Und es schneit! Seit gestern fallen kontinuierlich kleine Schneeflocken vom Himmel. Jetzt ist es offiziell: Der finnische Winter ist da. In Lappland schneit es übrigens schon tage- und nächtelang durch, wenn wir also nächste Woche den Arctic Circle überqueren werden wir durch ein Winter Wonderland stapfen. Was die schöne weiße Landschaft allerdings auch mit sich bringt, ist die große Dunkelheit. Auf was wir uns da eingelassen haben, wird uns erst jetzt bewusst: Wenn wir um 15 Uhr die Uni verlassen, ist es mittlerweile schon dunkel draußen. Und mit jedem Tag wird das Tageslicht weniger, denn in den Wintermonaten ist es in Finnland nur noch drei bis vier Stunden hell.
Auch wenn wir es uns zu Hause wirklich nicht vorstellen konnten: Die Dunkelheit zehrt ganz schön an den Nerven. Deswegen gehen wir noch ein bisschen mehr feiern und treffen uns so oft wie möglich mit Freunden zum Reden, Spaß haben und um gemeinsam finnische und nicht-finnische Rezepte auszuprobieren.
Elli hat sich nun endlich auch zum ersten Mal zu einem Saunaabend getraut und eingesehen, dass nicht ohne Grund auf 5000 Landeseinwohner 2000 Saunen kommen. Da jeder Finne eine Sauna zu Hause hat, sind auch die Wohnheime entsprechend ausgestattet. Um sich wie ein echter Finne zu fühlen, gehört das zweimal die Woche zum Programm. Und gesund ist es sowieso: Die Haut wird gereinigt, die Giftstoffe aus dem Körper geschwitzt und die wohlige Wärme hilft dabei, Stress abzubauen. Wir können jedem nur empfehlen, es einmal auszuprobieren. Das Saunieren im eigenen Haus werden wir auf jeden Fall vermissen, wenn wir wieder in Deutschland sind.
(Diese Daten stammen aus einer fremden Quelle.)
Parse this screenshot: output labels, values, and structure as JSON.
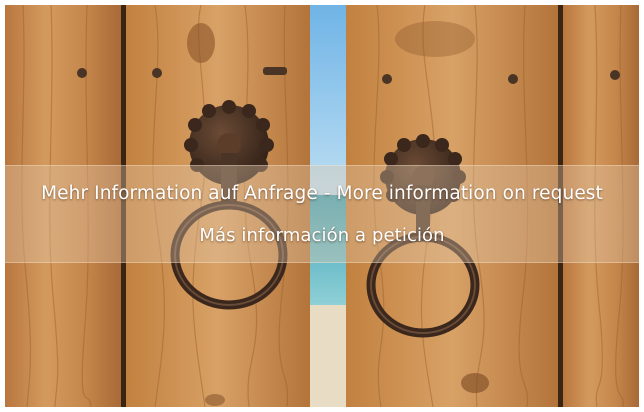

Ein weiterer Lichtblick war, als wir vor zwei Wochen unsere Eltern vom Flughafen abholen durften. Tatsächlich kamen sie genau zur gleichen Zeit (War nicht geplant, kein Scherz!) und wir haben viel gemeinsam unternommen. Neben Geschenken (wie warmen Klamotten, Reiseführern oder frischem fränkischen Brot für Elli und Amandas Lieblingsäpfeln) hatten sie vor allem eines im Gepäck: Heimatgefühle. Nachdem wir beide noch nie so lange von zu Hause weg waren, war es schön, sich mal wieder ein paar Tage als Kind und nicht als Erwachsener fühlen zu dürfen.
Während Elli mit ihrer Mama für zehn Tage ins Hotel gezogen ist, blieb Amanda im Wohnheim und kam morgens zum Frühstück zu ihren Eltern ins Hotel geradelt. Neben dem Erkunden der Stadt haben wir auch einige Ausflüge gemacht. Ganz oben auf der Liste stand natürlich, die Uni und unsere Wohnheime vorzuführen. Die Sehenswürdigkeiten in Oulu (Hafen, Markthalle, Dom) kamen bei unseren Besuchern richtig gut an.
Mit dem Mietwagen sind wir nach Ranua in Lappland gecruist und haben uns einen Wildpark mit Elchen, Bären und Vögeln angesehen. Schon auf dem Weg dorthin haben wir so viele Rentiere am Straßenrand entdeckt, dass wir sie gar nicht mehr zählen konnten. Amanda hat mit ihren Eltern außerdem noch Ausflüge nach Kemi (einer wunderschönen Hafenstadt), Rovaniemi (dem Zuhause vom Weihnachtsmann) und der Künstlerstadt Li gemacht.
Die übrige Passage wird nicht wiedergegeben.